Hmm... could you explain your concerns? Why do you think we should disallow pidfd_open(pid-of-kthread) ?
It basically just works now and it's not intentional - at least not on my part. You can't send signals to them, you may or may not get notified via poll when a kthread exits. If we ever want this to be useful I would like to enable it explicitly.
Plus, this causes confusion in userspace. When you have qemu running with kvm support then kvm creates several kthreads (that inherit the cgroup of the calling process). If you try to kill those instances via systemctl kill or systemctl stop then pidfds for these kthreads are opened but sending a signal to them is meaningless.

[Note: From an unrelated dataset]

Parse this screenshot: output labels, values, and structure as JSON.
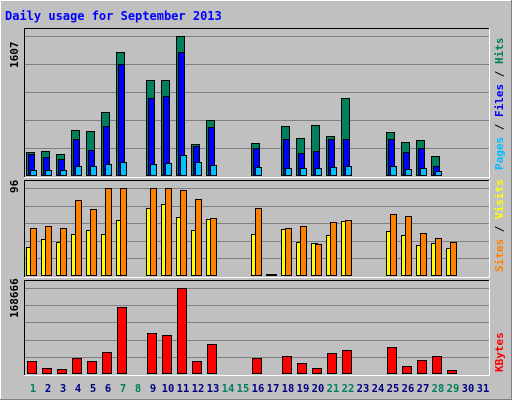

(So imho this causes more confusion then it is actually helpful. If we add supports for kthreads I'd also like pidfs to gain a way to identify them via statx() or fdinfo.)
@@ -2403,6 +2416,12 @@ __latent_entropy struct task_struct *copy_process( if (clone_flags & CLONE_PIDFD) { int flags = (clone_flags & CLONE_THREAD) ? PIDFD_THREAD : 0;
/* Don't create pidfds for kernel threads for now. */
if (args->kthread) {
retval = -EINVAL;
goto bad_fork_free_pid;
Do we really need this check? Userspace can't use args->kthread != NULL, the kernel users should not use CLONE_PIDFD.
Yeah, I know. That's really just proactive so that user of e.g., copy_process() such as vhost or so on don't start handing out pidfds for stuff without requring changes to the helper itself.